Summary: Exposition of 1 Peter 2:9-12
Marks of the People of God
But you are a chosen people, a royal priesthood, a holy nation, a people belonging to God, that you may declare the praises of him who called you out of darkness into his wonderful light. Once you were not a people, but now you are the people of God; once you had not received mercy, but now you have received mercy. Dear friends, I urge you, as aliens and strangers in the world, to abstain from sinful desires, which war against your soul. Live such good lives among the pagans that, though they accuse you of doing wrong, they may see your good deeds and glorify God on the day he visits us.
1 Peter 2:9–12
What are distinguishing marks of the people of God which separate them from the world?
Peter has just been talking about how Christ is the capstone, the foundation of the house of God. The world did not receive him; they stumbled over him. He came like a servant when they were expecting a king. He came to suffer when they were expecting a conqueror. As the Jews rejected him at his coming, so has the rest of the unbelieving world rejected and stumbled over him ever since. Listen again to what Peter says:
And, “A stone that causes men to stumble and a rock that makes them fall.” They stumble because they disobey the message—which is also what they were destined for. But you are a chosen people (emphasis mine).
However, this is not true for believers. In verse 9, Peter begins with “but.” “But you are a chosen people.” Christians should be drastically different from the world. Christ taught the same thing in Matthew 5:13, he said you are the salt of the earth. You preserve the world from decay. You have tremendous value. He said you are the light of the world (v. 14). Among the people of the earth, there are a people who are radically different.
Because of this radical difference, Christians often will be mocked and persecuted as was happening to the believers in this context. Peter writes to encourage them but also to reinforce why they should continue to be different. In the midst of persecution and suffering for our faith, there can be a tendency to dull the light and the witness of our lives in order to avoid offense. There can be a tendency to begin to compromise.
This seemed to be happening here in this context. That is why Peter “urges” them in
1 Peter 2:11 to live as strangers and abstain from sinful desires. Continue to be different, continue to be salty, continue to be light, and do not compromise with sin in the face of persecution. Peter reminds them of who they are and what distinguishes them.

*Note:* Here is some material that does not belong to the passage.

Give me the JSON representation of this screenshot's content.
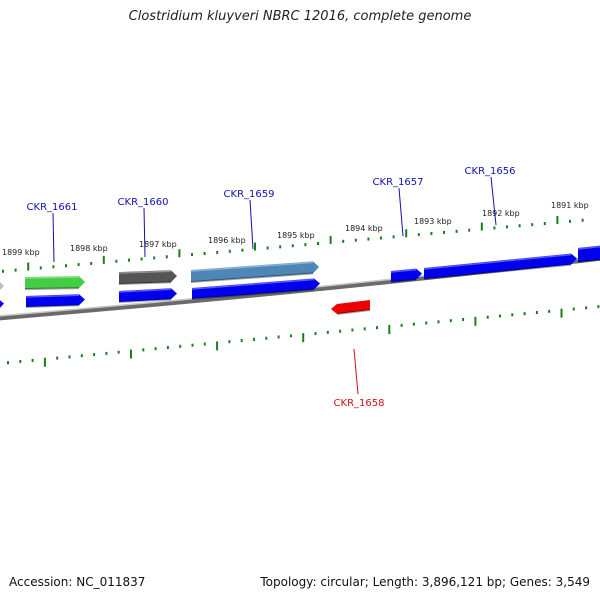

For some of us, this text will be a challenge, as it was to this church, to continue to remain different, to continue to not compromise at the work place or amongst friends. For others, it may be a call to repent from ways we have compromised and conformed to this world.
Can the world tell that we are different? In this passage, we will see five marks that should distinguish us as believers in this world. As we go through these marks, we should ask ourselves are we living out these realities in our lives.
Big Question: What marks distinguish believers from the world in 1 Peter 2:9–12?
Believers Are a Blessed People
But you are a chosen people, a royal priesthood, a holy nation, a people belonging to God, that you may declare the praises of him who called you out of darkness into his wonderful light. Once you were not a people, but now you are the people of God; once you had not received mercy, but now you have received mercy.
Observation Question: What are some of the blessings and privileges that distinguish Christians from the world according to 1 Peter 2:9–10? What ways are these privileges similar or different to Old Testament Israel?
Here Peter begins to talk about all the blessings and privileges these suffering saints have received from God and that separated them from others. He wants them to know how special they are. They have a call and they are in the center of God’s will even in the midst of persecution. He writes to encourage them as they, no doubt, were discouraged by how they were being viewed and persecuted by others.
He calls them a chosen people. Peter uses terminology commonly used in reference to Israel. Look at what Deuteronomy 7:6 said about Israel: “For you are a people holy to the LORD your God. The LORD your God has chosen you out of all the peoples on the face of the earth to be his people, his treasured possession” (emphasis mine).